Mais, évitant les basses facilités visuelles d’un Matrix, on sent que Stephenson a véritablement réfléchi à son concept et à toutes les contraintes et facilités qu’implique un univers entièrement virtuel. Comment garder un semblant de cohérence visuelle dans un environnement où la matière première pour construire est gratuite et où chacun peut adopter l’apparence qui lui plaît (comme par exemple celle d’un pénis qui parle, idée qui semble chère à l’auteur) ? A quoi pourrait ressembler une poursuite à moto ou un combat au sabre dans le Métavers où la physique ne connaît pas de limite de vitesse ? Autant de questions auxquelles l’auteur prend un malin plaisir à apporter une réponse originale et toujours crédible.
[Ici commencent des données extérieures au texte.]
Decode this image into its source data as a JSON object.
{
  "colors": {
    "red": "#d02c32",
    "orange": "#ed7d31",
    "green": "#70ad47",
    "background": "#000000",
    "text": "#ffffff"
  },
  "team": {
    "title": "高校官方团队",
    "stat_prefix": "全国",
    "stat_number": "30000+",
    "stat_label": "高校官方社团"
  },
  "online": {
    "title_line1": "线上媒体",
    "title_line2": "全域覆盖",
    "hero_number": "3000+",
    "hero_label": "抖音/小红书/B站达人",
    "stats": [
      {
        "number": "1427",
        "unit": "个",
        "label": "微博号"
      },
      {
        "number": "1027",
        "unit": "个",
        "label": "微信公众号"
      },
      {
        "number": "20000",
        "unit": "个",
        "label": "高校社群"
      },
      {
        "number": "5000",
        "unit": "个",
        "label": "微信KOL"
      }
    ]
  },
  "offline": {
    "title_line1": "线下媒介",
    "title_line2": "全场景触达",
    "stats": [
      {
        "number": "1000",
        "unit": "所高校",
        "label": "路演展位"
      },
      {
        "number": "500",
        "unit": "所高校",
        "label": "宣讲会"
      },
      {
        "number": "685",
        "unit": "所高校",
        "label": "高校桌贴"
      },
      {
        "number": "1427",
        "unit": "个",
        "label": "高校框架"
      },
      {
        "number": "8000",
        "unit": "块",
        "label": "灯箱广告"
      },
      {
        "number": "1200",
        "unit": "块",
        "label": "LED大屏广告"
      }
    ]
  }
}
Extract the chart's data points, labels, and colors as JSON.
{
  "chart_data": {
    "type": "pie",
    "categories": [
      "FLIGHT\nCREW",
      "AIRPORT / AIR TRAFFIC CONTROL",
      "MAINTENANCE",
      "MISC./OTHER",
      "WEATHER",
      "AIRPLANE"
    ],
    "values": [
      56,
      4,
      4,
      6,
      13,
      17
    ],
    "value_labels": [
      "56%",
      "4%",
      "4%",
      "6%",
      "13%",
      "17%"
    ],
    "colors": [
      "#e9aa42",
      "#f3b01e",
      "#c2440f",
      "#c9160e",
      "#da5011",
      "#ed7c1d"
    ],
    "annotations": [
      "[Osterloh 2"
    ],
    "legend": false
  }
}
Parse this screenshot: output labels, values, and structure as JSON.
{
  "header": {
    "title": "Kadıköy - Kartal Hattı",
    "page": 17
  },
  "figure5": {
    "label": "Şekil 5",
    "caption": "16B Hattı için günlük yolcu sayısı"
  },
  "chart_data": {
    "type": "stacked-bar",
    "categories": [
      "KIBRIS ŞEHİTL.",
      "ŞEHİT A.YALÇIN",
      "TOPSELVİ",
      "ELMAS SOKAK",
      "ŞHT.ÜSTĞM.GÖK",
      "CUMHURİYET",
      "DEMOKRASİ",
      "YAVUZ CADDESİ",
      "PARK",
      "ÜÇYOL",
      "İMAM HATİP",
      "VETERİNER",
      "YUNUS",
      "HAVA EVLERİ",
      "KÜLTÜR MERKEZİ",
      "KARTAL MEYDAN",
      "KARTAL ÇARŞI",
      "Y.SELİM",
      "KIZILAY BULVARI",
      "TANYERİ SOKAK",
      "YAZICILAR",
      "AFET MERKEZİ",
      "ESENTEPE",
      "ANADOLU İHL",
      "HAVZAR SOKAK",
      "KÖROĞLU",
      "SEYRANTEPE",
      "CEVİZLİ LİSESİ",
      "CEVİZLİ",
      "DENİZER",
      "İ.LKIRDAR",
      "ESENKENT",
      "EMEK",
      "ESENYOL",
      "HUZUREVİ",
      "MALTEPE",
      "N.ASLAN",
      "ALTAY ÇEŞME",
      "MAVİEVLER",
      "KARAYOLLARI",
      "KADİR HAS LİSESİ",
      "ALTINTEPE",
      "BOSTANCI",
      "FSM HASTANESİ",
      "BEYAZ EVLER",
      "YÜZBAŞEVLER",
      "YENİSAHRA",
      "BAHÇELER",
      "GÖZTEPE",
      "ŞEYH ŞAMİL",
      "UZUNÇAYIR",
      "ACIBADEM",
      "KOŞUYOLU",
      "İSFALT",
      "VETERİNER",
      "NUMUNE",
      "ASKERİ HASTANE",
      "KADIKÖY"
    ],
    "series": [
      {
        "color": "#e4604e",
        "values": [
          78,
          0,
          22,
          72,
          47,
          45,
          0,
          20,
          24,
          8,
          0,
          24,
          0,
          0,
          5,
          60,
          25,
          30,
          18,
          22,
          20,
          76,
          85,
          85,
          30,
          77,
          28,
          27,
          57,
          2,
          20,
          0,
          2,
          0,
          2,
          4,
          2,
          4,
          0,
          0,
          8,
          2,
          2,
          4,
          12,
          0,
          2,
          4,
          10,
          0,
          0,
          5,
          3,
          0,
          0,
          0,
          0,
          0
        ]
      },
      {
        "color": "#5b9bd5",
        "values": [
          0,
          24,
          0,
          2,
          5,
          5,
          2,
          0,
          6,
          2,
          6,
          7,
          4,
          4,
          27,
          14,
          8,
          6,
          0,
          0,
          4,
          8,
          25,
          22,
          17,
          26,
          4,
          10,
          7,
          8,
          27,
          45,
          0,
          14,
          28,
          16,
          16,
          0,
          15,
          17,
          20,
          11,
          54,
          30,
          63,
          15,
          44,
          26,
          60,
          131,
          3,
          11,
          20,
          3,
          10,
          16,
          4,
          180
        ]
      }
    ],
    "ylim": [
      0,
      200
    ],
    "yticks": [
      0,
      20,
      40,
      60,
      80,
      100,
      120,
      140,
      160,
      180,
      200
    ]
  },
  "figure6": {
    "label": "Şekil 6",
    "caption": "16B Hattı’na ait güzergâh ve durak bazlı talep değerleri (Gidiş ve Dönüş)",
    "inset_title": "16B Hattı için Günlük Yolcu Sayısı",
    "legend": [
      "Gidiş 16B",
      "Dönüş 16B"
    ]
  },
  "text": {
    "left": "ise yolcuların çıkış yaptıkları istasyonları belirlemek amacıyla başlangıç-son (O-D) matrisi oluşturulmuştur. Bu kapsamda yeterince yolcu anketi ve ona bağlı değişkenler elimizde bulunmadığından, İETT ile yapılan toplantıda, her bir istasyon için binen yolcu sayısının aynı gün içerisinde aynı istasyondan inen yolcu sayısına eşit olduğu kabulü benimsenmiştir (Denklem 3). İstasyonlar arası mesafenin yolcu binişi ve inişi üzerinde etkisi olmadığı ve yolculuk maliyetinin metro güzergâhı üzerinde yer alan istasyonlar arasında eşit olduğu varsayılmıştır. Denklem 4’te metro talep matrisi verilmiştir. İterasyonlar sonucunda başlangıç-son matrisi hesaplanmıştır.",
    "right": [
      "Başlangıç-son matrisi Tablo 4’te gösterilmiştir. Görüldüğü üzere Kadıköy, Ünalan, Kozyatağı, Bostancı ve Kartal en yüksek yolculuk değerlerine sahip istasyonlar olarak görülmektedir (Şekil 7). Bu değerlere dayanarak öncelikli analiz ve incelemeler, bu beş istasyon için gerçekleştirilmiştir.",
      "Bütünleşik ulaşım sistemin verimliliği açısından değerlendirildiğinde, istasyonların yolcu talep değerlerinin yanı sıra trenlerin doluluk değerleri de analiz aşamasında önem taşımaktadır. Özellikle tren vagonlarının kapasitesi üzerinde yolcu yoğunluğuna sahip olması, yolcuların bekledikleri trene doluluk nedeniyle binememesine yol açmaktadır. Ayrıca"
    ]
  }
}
Snow Crash - Le Samourai Virtuel

Si Snow Crash s’arrêtait là, ce ne serait qu’un simple roman cyberpunk, mais au-delà de l’informatique omniprésente et des mégacorporations régnant sur la société, Neal Stephenson se paie le luxe d’échafauder une théorie délirante mais jubilatoire, comparant la religion à un virus neurolinguistique. Revisitant les mythes sumériens et la Bible à la lumière de cette idée, il écrit une nouvelle Histoire de l’aube de l’humanité dans lesquels les dieux sumériens ont bel et bien existé et n’étaient rien de plus que de simple prêtres capables de « hacker » le cerveau humain pour y permettre la propagation de la religion comme d’un virus.

Malgré quelques passages un peu longuets et peut-être une centaine de pages en trop, Snow Crash est bien un excellent roman cyberpunk, mais s’affranchissant sans problème du genre pour verser dans quelque chose de totalement délirant mais de terriblement bien documenté. Tout cela mené par un héros bien souvent dépassé par les évènements dès qu’il ne s’agit plus de manier un sabre ou un ordinateur, si bien qu’il en devient presque touchant.

» Neal STEPHENSON, Le samouraï virtuel (Snow Crash), traduction de Guy Abadia (beuaahh !), ed. Robert Laffont (1996), 432 p., 22,71€ – Réédition, ed. Livre de Poche (2000), 569 p., 7,30 €

[1] Et que l’on trouvera relaté dans le livre de Baudouin Eschapasse, « Enquête sur un guide de voyage dont on doit taire le nom » aux éditions Panama, dont je recommande chaudement la lecture des pages 161 à 165 à ce sujet.

[2] Dans le billet du 8 janvier 2006 » www.nokto.net…

Si Snow Crash est le roman qui a fait connaître Neal Stephenson, il en a écrit d’autres avant. A noter la parution il y a deux jours d’une réédition de Zodiac, un « eco-thriller », chez Folio SF, avec un titre bien traduit et une couverture pas trop moche ! Je ne l’ai pas lu, mais il semble que cela soit du même tenant, aussi délirant et jubilatoire, sur un tout autre sujet. On pourra en lire lire une critique sur le site Quarante-Deux.